Enfin les forces solaires triomphaient de la nuit et le 1er mai était un jour très occupé. On devait d'abord purifier les fontaines, les sources, les rivières. On fouettait l'eau avec des branches fleuries d'églantines ; puis on allumait de grands feux pour rejeter l'haleine fétide que les bêtes monstrueuses de la nuit avaient laissée dans l'atmosphère. Ensuite on cueillait le muguet, lié depuis toujours aux cultes de mai. Les chats qui avaient été jetés dehors pour danser avec «les autres» pouvaient rentrer dans les maisons. Dans les pays montagneux, on cueillait la verveine à reculons.

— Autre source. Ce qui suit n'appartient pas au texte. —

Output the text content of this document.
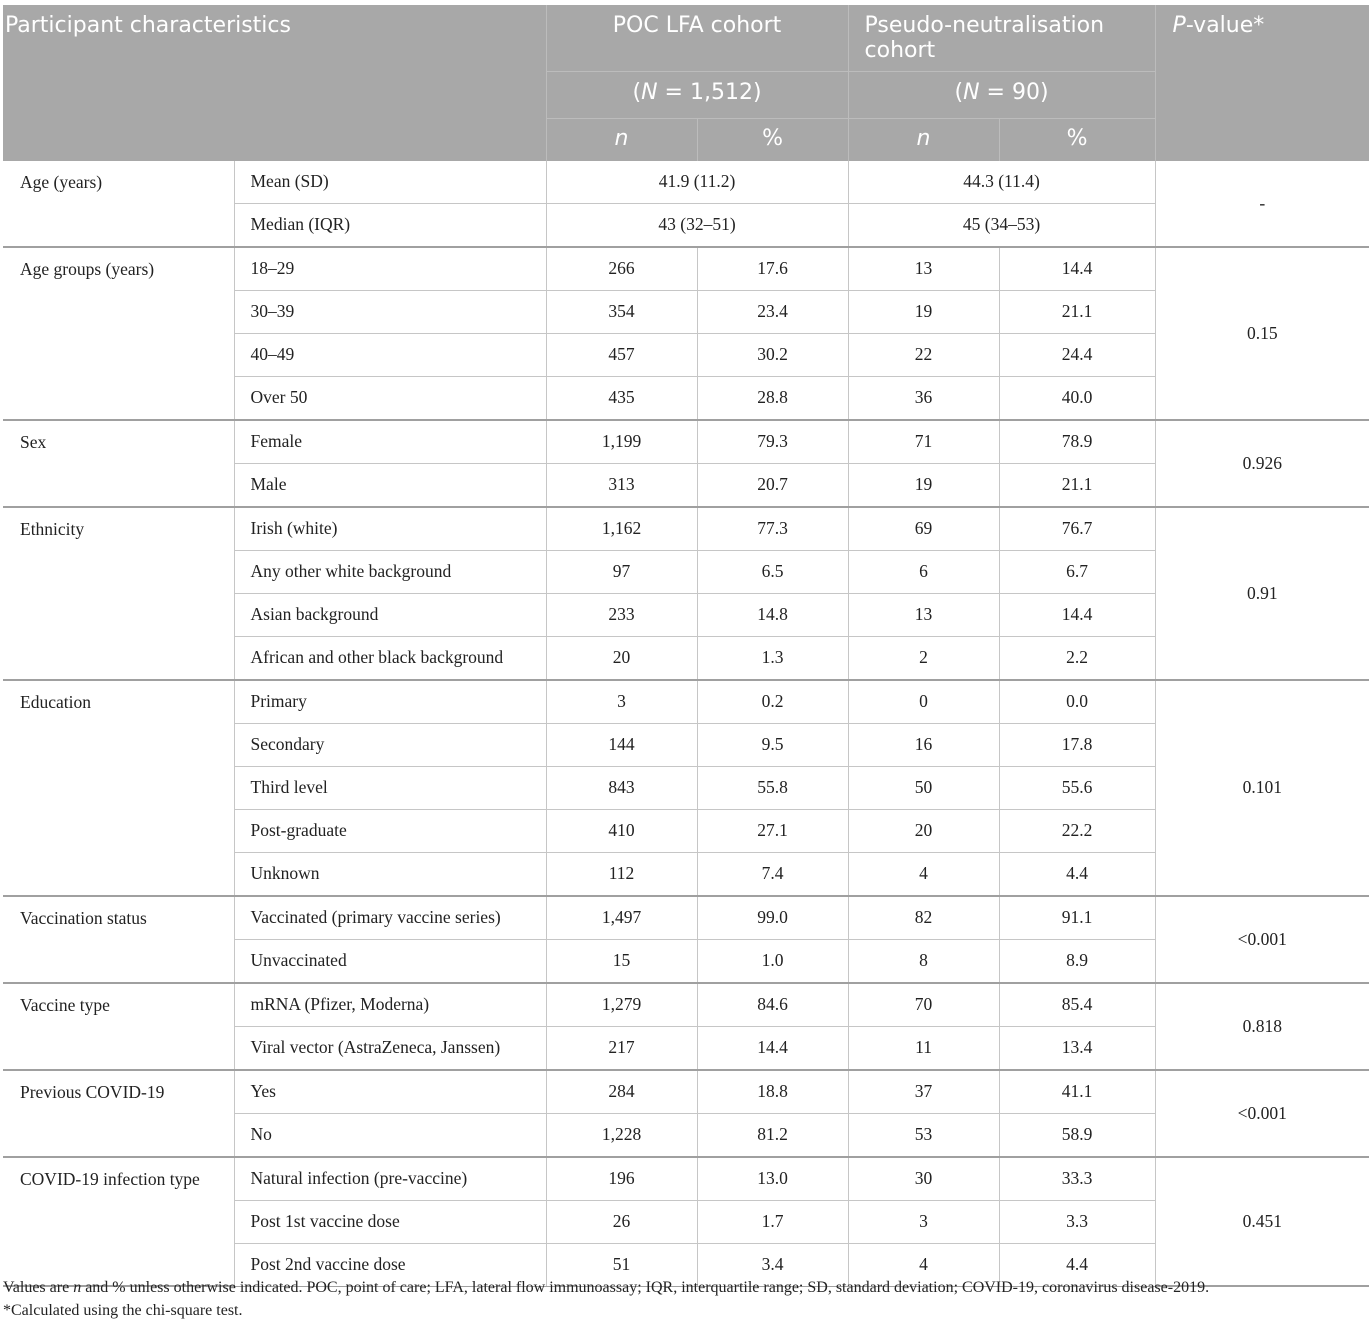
Participant characteristics		POC LFA cohort		Pseudo-neutralisation cohort		P-value*
		(N = 1,512)		(N = 90)		
		n	%	n	%	
Age (years)	Mean (SD)	41.9 (11.2)		44.3 (11.4)		-
	Median (IQR)	43 (32–51)		45 (34–53)		
Age groups (years)	18–29	266	17.6	13	14.4	0.15
	30–39	354	23.4	19	21.1	
	40–49	457	30.2	22	24.4	
	Over 50	435	28.8	36	40.0	
Sex	Female	1,199	79.3	71	78.9	0.926
	Male	313	20.7	19	21.1	
Ethnicity	Irish (white)	1,162	77.3	69	76.7	0.91
	Any other white background	97	6.5	6	6.7	
	Asian background	233	14.8	13	14.4	
	African and other black background	20	1.3	2	2.2	
Education	Primary	3	0.2	0	0.0	0.101
	Secondary	144	9.5	16	17.8	
	Third level	843	55.8	50	55.6	
	Post-graduate	410	27.1	20	22.2	
	Unknown	112	7.4	4	4.4	
Vaccination status	Vaccinated (primary vaccine series)	1,497	99.0	82	91.1	<0.001
	Unvaccinated	15	1.0	8	8.9	
Vaccine type	mRNA (Pfizer, Moderna)	1,279	84.6	70	85.4	0.818
	Viral vector (AstraZeneca, Janssen)	217	14.4	11	13.4	
Previous COVID-19	Yes	284	18.8	37	41.1	<0.001
	No	1,228	81.2	53	58.9	
COVID-19 infection type	Natural infection (pre-vaccine)	196	13.0	30	33.3	0.451
	Post 1st vaccine dose	26	1.7	3	3.3	
	Post 2nd vaccine dose	51	3.4	4	4.4	

Values are n and % unless otherwise indicated. POC, point of care; LFA, lateral flow immunoassay; IQR, interquartile range; SD, standard deviation; COVID-19, coronavirus disease-2019.

*Calculated using the chi-square test.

Pour finir, les habitants des villages allaient en procession chercher l'arbre de mai, – frêne, sorbier ou noisetier. Le bûcheron demandait pardon à l'arbre qui allait être abattu et, avant de le couper, priait l'esprit qui l'habitait de passer sur un autre arbre. On le ramenait en grande pompe au centre du village et on le décorait des premiers fruits et de fleurs. L'arbre de Mai restait sur place jusqu'au 21 juin où il était brûlé.
Pour en finir avec ce mois démoniaque et éradiquer ces croyances impies, l'église l'institua mois de Marie. Enfin, le Concile de Milan, au quinzième siècle, interdit la pratique de l'arbre de mai. Aujourd'hui, il est devenu «politique». On le dresse devant le domicile du nouvel élu, décoré de cocardes bleu, blanc et rouge, en hommage à la République.
Il ne s'agit pas de verser dans la superstition mais de devenir conscient de toutes ces richesses qui fondent et identifient notre humanité. Afin, en les acceptant, de s'en libérer.